After/


Musiciens: Jacques Higelin (chant, piano, guitare), Dominique Mahut (percussions), Christopher Board (claviers), Alice Botte (Guitare), Stéphane Guillaume (guitare, harmonica), Marcello Giuliani (bassiste), Alberto Malo (batteur)

Equipe technique: Stéphane Guillaume, Romain Métrat…

1h15 et des poussières. Rentrer. Sur les épaules. Le poids. Etre dans un entre-deux. 3h40 de spectacle, de musique, de folie. Tellement bien. C’était tellement bien. Sur un nuage… Le retour sur terre est difficile. Le néant juste là et pourtant… le coeur qui bat, qui bat.

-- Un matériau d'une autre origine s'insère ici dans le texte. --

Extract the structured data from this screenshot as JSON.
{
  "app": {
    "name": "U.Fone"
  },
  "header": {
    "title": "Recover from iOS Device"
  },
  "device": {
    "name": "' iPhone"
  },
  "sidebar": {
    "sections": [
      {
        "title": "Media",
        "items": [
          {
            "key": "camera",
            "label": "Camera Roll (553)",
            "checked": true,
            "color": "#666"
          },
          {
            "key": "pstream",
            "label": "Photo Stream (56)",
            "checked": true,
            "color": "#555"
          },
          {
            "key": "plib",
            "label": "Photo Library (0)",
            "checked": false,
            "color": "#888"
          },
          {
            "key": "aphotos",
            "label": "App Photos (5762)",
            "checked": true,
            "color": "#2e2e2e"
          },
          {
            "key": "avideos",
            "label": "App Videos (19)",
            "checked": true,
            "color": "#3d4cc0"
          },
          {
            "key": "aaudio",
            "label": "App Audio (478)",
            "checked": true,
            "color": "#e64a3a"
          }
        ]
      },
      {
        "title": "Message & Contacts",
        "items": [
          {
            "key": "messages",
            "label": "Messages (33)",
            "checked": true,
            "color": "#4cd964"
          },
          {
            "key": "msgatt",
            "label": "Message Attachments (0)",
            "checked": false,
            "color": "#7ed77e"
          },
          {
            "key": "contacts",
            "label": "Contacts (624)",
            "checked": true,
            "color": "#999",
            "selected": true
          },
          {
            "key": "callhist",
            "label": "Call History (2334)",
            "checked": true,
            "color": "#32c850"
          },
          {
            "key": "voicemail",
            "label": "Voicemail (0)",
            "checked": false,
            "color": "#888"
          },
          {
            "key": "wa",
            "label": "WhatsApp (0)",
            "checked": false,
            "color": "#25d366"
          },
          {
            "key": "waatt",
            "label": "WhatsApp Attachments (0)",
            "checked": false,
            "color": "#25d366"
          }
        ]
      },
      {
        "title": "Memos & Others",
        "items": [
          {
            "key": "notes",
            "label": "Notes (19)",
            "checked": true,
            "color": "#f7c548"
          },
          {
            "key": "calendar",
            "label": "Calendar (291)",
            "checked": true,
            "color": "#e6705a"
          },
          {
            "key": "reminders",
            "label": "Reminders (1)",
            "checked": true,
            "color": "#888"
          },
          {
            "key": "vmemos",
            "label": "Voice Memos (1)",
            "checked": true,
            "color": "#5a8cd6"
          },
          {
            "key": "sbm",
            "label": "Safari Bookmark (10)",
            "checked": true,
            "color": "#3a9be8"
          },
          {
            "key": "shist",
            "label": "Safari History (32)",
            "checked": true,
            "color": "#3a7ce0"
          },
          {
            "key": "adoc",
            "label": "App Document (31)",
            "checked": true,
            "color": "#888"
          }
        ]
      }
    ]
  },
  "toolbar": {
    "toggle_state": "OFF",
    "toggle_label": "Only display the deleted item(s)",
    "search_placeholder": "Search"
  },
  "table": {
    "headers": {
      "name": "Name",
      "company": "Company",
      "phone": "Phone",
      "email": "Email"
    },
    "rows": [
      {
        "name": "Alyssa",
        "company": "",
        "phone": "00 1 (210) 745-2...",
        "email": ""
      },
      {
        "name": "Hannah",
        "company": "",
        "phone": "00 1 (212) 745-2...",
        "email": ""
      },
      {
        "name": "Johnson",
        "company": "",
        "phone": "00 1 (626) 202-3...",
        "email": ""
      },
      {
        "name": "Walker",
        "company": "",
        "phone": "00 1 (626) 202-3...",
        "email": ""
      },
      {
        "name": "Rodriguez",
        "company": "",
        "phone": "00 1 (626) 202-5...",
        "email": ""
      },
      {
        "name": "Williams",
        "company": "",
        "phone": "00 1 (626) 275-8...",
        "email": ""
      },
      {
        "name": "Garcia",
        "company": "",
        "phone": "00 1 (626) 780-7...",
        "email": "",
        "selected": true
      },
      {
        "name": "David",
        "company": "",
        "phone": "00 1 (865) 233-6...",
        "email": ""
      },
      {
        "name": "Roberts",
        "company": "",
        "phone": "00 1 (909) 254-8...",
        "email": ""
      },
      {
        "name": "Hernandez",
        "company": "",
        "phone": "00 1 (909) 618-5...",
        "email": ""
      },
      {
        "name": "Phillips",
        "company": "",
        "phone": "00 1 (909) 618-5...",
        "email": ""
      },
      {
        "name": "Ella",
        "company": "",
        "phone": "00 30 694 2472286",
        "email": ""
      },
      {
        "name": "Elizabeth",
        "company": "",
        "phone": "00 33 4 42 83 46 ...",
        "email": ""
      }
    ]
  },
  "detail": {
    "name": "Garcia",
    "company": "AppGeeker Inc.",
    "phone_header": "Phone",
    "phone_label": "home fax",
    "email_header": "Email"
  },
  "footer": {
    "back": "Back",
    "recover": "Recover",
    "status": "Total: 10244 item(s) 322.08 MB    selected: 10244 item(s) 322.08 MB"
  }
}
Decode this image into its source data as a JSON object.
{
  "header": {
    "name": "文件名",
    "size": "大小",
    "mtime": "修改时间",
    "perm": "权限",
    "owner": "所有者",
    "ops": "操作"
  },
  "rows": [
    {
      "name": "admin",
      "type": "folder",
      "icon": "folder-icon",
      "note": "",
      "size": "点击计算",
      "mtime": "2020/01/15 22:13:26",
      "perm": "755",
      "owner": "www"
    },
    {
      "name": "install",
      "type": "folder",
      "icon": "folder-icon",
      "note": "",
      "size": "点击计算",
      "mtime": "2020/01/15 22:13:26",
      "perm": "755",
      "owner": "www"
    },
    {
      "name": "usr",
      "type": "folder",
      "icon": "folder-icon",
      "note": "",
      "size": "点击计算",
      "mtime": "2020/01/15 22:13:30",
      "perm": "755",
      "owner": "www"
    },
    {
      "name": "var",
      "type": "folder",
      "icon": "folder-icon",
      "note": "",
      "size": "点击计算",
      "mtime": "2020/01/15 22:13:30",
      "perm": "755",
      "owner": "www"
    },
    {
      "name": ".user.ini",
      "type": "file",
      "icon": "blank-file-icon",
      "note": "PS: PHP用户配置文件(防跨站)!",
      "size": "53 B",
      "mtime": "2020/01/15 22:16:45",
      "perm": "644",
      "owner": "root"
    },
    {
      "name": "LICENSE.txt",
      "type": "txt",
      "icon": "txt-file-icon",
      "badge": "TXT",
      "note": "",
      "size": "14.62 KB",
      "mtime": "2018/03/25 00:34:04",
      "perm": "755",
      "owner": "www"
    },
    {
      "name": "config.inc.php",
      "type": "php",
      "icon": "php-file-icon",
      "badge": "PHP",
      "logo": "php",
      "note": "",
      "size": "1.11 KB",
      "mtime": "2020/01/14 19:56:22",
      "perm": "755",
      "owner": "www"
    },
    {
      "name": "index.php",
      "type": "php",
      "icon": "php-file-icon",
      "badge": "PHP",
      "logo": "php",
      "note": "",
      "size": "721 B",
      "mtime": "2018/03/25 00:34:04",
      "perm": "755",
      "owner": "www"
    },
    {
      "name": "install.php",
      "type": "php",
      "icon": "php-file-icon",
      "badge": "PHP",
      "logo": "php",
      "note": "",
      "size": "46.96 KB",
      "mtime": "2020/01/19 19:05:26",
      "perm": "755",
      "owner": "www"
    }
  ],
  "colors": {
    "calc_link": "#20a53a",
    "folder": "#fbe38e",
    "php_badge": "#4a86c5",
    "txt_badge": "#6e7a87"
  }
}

Vivant. La bouche sèche, pas les mots, pas la force. C’est toujours comme ça. /After/  Toute petite/  After/ D-M- initiales brodées/ Une rencontre décisive/ After/ D’autres lettres. JH/ After/ Sentir la peau. Chuchoter dans le creux de l’oreille des banalités. Il y avait tant à dire. /After/ Des bouts de conversation, ça bute sur la langue – piégée par cette timidité – parfois maladive/ After/ Partir et ne plus se retourner/ After/ des images/ After/ Rentrer dans la nuit, suivre les traces et trouver le chemin – comme ça – à l’instinct /After/ S’installer au clavier – un autre clavier – dans une pièce – pour jouer une autre partition… Dans le creux de l’oreille, gourdon à l’unisson… Gourdonnnnnnnnnnnnn…. (il faut imaginer et mettre une main sur son oreille) c’est beau, ça réconforte…  / Pas de masque ce soir/ Pas de masque/ Pas de Madame/ Que la peau et les os/ Papier / il n’y a que cela qui compte/ Savoir s’il faut écrire en bleu ou en rouge/ Savoir si le mot peut être dit sur une autre scène – cela n’a plus d’importance. Je revendique. Le libre.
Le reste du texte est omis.